United States or Burundi ? Vote for the TOP Country of the Week !


Veía todo eso, y, un poco por clemencia y otro poco por lealtad, sentía impulsos de gritar a Yolanda: «¡Ten piedad de ti misma! ¡todavía estás a tiempo! ¡No te cases conmigo!...» Nota breve: en aquella época, el matrimonio civil no existía aún.

Tuvo que sentarse otra vez en el sillón, y la baronesa le hizo beber agua azucarada. Tomé silenciosamente mi sombrero. Entonces mi mirada cayó sobre Yolanda. Blanca como la tiza, con las manos juntas, estaba allí, de pie, abochornada y desesperada; parecía pedirme perdón, y, al mismo tiempo, implorar mi apoyo.

Me apodero de ella, la tomo, la aprieto. ¡Pobre criatura! ¡pobre criatura! Y de repente, me siento presa... de un «santo ardor» diría, si quisiera ser patético... En fin, en medio de mi aflicción, encuentro palabras hermosas, cálidas, para tranquilizarla. Mira, Yolanda le digo; eres ahora mi mujer. Lo que está hecho, está hecho, y misma lo has querido así.

Desde el momento de mi primera aparición en Krakowitz, Yolanda había formado el proyecto de tomarme por confidente de su amor: esperaba tener así noticias de Lotario, por mi intermedio. Pero ¡ay! yo había interpretado mal sus tiernas miradas, y había tomado para el papel de enamorado...

Míralo bien, Yolanda digo; porque, como esta noche, muchas otras veces hemos de estar juntos y hemos de alegrarnos de ello.
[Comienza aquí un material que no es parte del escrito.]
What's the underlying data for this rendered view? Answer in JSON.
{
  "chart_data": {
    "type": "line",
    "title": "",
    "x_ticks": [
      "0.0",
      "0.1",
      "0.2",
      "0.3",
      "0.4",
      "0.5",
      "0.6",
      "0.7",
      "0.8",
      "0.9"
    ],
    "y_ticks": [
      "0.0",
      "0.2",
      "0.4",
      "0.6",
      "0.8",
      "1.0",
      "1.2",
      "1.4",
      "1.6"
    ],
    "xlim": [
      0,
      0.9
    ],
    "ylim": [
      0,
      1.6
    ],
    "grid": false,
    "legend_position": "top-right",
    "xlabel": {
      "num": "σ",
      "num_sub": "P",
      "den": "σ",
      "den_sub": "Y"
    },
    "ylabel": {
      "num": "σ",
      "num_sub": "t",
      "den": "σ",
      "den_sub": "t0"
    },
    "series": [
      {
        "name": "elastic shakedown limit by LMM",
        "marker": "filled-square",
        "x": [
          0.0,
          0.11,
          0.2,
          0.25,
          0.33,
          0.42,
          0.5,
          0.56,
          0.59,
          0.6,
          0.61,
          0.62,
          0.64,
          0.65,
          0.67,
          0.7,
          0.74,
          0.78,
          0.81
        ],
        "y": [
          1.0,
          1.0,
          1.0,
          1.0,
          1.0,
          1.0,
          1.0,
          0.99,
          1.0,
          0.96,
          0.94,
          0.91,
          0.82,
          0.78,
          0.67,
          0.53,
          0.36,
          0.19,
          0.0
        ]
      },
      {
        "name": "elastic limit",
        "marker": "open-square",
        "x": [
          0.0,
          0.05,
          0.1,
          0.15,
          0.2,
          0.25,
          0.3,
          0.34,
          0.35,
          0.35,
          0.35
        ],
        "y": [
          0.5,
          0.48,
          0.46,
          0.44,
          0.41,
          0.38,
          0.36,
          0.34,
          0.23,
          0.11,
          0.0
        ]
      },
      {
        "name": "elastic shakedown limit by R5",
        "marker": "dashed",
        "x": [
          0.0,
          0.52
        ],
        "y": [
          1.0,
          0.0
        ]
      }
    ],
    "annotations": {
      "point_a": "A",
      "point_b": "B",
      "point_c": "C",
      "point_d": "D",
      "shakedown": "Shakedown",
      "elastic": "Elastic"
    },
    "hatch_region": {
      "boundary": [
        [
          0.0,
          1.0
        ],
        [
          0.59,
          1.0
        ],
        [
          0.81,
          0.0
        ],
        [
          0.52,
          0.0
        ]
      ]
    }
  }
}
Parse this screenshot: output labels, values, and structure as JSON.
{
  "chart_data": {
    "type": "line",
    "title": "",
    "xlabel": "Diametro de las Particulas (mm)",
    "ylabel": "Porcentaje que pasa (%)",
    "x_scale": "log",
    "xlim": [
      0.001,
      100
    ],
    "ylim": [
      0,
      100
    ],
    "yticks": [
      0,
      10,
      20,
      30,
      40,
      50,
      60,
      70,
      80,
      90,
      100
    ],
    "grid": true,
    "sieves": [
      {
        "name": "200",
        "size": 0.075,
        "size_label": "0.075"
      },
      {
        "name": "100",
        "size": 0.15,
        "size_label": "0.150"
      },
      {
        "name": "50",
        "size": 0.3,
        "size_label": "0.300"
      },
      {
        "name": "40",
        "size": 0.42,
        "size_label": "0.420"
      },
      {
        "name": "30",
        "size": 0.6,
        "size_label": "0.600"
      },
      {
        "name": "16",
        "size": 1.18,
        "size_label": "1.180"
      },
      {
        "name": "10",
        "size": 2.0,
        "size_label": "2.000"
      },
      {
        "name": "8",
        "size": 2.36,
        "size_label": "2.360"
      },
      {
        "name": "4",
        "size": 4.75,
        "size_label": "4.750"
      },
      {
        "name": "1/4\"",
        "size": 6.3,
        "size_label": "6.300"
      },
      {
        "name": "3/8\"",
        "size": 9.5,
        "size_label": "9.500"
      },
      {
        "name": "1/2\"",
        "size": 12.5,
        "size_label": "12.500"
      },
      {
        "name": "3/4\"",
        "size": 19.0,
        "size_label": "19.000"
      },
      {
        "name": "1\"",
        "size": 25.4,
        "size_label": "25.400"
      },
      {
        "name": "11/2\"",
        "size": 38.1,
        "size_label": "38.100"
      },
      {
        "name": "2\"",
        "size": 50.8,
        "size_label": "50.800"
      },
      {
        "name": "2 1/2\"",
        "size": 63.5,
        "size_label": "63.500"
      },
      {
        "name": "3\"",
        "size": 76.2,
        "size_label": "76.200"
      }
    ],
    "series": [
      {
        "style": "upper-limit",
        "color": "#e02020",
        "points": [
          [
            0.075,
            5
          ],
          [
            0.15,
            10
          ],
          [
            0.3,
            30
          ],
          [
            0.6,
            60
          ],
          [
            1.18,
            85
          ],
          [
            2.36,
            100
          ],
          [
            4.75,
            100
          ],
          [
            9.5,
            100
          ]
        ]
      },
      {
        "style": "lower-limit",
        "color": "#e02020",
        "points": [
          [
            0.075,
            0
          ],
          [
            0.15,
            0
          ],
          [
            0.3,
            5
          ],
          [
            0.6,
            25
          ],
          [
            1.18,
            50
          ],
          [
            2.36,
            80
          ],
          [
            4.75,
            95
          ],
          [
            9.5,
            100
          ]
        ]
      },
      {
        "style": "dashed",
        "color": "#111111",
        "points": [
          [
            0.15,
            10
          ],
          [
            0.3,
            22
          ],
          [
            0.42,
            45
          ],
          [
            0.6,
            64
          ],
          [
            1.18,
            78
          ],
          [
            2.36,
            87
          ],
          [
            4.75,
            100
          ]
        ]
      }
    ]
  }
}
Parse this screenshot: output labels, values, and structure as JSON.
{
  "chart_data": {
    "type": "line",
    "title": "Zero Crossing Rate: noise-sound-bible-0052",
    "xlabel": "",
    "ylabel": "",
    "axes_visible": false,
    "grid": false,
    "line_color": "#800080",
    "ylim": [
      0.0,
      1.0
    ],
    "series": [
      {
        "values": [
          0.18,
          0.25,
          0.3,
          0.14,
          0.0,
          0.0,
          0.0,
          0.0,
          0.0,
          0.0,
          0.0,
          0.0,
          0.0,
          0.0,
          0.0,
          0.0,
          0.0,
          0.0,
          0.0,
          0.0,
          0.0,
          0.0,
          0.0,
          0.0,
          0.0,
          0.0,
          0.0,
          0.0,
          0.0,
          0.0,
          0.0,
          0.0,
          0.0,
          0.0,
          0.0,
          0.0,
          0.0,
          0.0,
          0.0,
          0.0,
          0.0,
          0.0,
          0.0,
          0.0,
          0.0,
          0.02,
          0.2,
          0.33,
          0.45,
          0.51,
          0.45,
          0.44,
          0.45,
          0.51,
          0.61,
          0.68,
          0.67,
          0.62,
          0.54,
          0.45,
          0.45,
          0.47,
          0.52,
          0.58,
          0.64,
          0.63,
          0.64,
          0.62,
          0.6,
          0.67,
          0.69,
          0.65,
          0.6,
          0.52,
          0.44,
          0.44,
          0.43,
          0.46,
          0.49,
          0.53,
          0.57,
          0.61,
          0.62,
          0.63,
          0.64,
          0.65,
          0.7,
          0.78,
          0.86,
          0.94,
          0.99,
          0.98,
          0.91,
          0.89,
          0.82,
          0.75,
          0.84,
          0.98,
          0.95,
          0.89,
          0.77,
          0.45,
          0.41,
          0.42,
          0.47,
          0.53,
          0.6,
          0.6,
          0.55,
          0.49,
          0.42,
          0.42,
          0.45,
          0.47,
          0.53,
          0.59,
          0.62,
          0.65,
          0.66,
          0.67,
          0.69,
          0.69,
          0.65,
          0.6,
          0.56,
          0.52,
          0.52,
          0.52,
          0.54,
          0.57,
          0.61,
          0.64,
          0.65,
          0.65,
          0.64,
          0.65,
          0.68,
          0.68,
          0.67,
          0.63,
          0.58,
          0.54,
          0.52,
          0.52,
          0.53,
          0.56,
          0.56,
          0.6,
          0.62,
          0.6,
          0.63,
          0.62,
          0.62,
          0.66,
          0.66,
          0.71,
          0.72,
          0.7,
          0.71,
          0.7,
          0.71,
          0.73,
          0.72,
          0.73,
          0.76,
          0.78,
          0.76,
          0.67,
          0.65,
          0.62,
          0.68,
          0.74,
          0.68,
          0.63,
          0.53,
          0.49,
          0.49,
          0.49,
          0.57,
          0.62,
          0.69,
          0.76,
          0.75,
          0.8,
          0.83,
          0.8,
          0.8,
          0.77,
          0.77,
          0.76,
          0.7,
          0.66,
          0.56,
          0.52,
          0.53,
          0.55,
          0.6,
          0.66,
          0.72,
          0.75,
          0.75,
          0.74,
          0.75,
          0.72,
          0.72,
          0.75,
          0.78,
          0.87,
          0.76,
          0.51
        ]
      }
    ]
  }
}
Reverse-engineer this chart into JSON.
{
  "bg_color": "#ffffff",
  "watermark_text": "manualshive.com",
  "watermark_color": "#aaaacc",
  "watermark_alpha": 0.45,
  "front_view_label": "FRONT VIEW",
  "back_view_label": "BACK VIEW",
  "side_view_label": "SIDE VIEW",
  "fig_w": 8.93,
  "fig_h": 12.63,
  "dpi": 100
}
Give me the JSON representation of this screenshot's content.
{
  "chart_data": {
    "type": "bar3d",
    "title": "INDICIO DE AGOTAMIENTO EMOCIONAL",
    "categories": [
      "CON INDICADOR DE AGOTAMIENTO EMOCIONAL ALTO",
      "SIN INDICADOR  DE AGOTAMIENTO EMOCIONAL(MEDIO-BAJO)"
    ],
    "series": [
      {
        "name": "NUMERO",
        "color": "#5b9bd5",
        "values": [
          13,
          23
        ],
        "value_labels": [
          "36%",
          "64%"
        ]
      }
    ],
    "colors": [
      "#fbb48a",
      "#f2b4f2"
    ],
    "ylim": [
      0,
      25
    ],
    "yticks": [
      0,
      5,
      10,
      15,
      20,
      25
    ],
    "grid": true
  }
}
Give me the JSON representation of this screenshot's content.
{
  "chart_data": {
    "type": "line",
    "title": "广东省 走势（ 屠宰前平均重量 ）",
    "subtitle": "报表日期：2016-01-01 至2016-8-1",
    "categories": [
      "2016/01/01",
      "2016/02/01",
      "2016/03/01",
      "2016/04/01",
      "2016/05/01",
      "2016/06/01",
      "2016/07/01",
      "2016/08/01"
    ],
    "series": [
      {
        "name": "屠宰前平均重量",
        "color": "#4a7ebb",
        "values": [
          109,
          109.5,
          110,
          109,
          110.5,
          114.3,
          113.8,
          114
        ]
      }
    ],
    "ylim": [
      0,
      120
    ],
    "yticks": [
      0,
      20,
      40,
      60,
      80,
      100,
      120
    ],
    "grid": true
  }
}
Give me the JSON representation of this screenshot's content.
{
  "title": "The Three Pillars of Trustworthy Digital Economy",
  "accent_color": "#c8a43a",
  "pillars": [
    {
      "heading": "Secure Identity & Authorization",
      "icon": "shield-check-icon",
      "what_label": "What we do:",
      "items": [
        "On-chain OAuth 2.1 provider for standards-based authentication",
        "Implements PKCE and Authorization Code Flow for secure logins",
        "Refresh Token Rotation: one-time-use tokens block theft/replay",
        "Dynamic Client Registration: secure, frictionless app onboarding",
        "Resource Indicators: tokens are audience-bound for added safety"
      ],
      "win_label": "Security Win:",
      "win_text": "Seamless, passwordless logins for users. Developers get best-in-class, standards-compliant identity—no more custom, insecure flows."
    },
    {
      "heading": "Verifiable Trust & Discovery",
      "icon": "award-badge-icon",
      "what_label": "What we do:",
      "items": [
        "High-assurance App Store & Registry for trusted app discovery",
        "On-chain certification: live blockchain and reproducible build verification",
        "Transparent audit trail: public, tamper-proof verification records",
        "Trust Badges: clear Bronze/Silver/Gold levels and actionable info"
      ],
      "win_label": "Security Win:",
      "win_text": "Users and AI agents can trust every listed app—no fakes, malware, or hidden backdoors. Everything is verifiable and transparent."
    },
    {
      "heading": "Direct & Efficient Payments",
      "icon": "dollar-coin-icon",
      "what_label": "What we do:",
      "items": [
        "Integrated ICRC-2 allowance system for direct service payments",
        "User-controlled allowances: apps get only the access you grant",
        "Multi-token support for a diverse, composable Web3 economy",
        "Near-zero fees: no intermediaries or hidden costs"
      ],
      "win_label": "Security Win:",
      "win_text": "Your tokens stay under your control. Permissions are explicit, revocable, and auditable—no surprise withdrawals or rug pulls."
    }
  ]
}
Ella se inclina lentamente y cierra los ojos del todo... ¡Pobre criatura! ¡pobre criatura!... Y la angustia me corta casi la respiración. Entonces les grito: ¡Un poco de alegría, hijos míos! Lotario, cuéntanos, pues, algunas de tus calaveradas.

Yolanda se alza lentamente, con las mejillas húmedas, los ojos enrojecidos, el cuerpo sacudido siempre por los sollozos. Dale la mano a tu marido. No hay más remedio. Perfectamente amable ese «no hay más remedio». Y Yolanda me tiende la mano, que yo llevo respetuosamente a los labios. ¿Ha visto a mi marido, Jorge?... pregunta mi suegra. Respondo que .

Me apresuré a alejarme, porque me conocía; si hubiera contestado, habría sucedido allí una desgracia. Tomando por caminos extraviados, evité el salón de baile. No me sentía con valor para afrontar las miradas de las madres. En el corredor humeaba una lámpara de cocina; y salía de allí un ruido de vajilla y risotadas de criadas... ¡Puf! Llamé a la puerta del aposento de Yolanda; nadie respondió.

Repetí el llamamiento; el mismo silencio. Entonces entro. ¡Ah, señores! no me sentí orgulloso. Habría querido escabullirme, saltar dentro del coche y gritar «¡A la estaciónTomar el primer tren y huir a América, a cualquier parte, allá donde se refugian los cajeros infieles y los hijos pródigos. Pero era imposible. ¡Yolanda! dije en tono humilde y contrito. Las dos lanzan un grito.

Yolanda, hija mía exclamo; ¿por qué me mira así? ¿qué le he hecho? Ella se estremece, se pasa, como si hubiera estado soñando, la mano por la frente y por las mejillas, y se esfuerza por reír, con la misma risa breve, entrecortada, de un momento antes, y en seguida estalla en sollozos y llora, llora a lágrima viva.

¡En nombre del cielo, Baumann, lo disculpo! le digo. Y llevo derechamente a la casa a mi joven esposa. Allí nos esperaban los criados, con el ama de llaves a la cabeza. Hacen sus reverencias y se ríen solapadamente; pero Yolanda avanza, con los ojos fijos, por en medio de ellos. Entonces me asalta el miedo al pensar en lo que va a pasar.